I know. I'm a lifelong New York Mets fan. Those early years, after the team entered the National League in 1962, taught me the meaning of "diminished expectations." No World Series hopes there. Not even first-division hopes. Just satisfaction in a week of .500 baseball or delight in the (very) occasional Ed Kranepool home run.
Then came the 1969 Miracle Mets, who came out of nowhere to beat the indomitable Baltimore Orioles for the World Championship. It was as if God was saying, "Don't get too smug down there. I can still turn your expectations upside down." In other words, miracles can and do happen.
Think I'm investing five 30-year-old baseball games with too much significance? I'm not alone. In the new film "Frequency," the 1969 Mets also serve as a reminder that miracles do happen. The Mets, along with an unusual appearance of the Aurora Borealis over New York, become metaphors for the miraculous.

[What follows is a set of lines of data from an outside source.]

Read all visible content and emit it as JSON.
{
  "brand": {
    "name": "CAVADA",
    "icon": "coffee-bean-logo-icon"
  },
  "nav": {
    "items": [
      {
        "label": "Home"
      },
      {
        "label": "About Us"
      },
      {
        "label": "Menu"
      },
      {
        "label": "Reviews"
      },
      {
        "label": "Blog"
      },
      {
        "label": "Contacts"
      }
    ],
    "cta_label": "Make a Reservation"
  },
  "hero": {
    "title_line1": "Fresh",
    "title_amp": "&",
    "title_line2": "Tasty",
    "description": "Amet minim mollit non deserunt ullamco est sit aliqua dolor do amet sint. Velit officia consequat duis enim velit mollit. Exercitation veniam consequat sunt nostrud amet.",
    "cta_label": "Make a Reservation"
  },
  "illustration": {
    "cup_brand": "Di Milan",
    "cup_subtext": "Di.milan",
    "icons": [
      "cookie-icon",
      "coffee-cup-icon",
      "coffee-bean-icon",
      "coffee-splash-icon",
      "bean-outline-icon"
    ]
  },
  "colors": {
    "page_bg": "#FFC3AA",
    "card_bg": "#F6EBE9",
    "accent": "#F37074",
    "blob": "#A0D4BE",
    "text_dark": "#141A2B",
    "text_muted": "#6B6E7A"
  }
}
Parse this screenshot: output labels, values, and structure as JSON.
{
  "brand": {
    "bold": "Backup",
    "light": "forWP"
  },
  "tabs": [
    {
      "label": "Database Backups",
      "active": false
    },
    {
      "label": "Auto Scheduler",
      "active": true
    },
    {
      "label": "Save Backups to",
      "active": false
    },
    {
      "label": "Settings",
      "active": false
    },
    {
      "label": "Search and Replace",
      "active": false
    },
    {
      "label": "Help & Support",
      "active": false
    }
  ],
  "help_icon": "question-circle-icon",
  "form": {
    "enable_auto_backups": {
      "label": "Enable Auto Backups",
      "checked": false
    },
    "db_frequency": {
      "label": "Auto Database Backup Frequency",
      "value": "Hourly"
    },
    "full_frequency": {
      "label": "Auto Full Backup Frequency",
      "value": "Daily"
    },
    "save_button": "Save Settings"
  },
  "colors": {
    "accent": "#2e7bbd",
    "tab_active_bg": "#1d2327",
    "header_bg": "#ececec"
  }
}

The film, directed Gregory Hoblit ("Primal Fear," "Fallen") and written by Toby Emmerich, tells the story of Frank Sullivan (Dennis Quaid), a New York City fireman whose hobby is operating a ham radio, his wife, Julia (Elizabeth Mitchell), and their son, John (James Caviezel). It's October 10, 1969, the eve of the 1969 World Series, and when the folks in Bayside (Queens) aren't talking about the series, they're talking about the unusual appearance of the Aurora Borealis--the first time in 90 years these heavenly lights have been visible over the city.
Cut to October 10, 1999. The Aurora is back, but not much else remains the same. Frank is dead, killed on October 12, 1969. John's life is a mess. The woman who loves him has just left him, and he's drinking too much. Just as his life hits bottom, John stumbles across his dad's old ham radio. Hooking it up, John hears a familiar but out-of-place voice. It's his dad. Somehow, the two Auroras, exactly 30 years apart, have brought father and son together again.
As soon as John realizes what's happening, he immediately sets outs to undo the circumstances that cost him his dad. Naturally, Frank is skeptical. It's only John's knowledge of the outcome of the 1969 World Series that convinces Frank that the voice on the ham radio is on the level--ultimately changing what happened on October 12, 1969.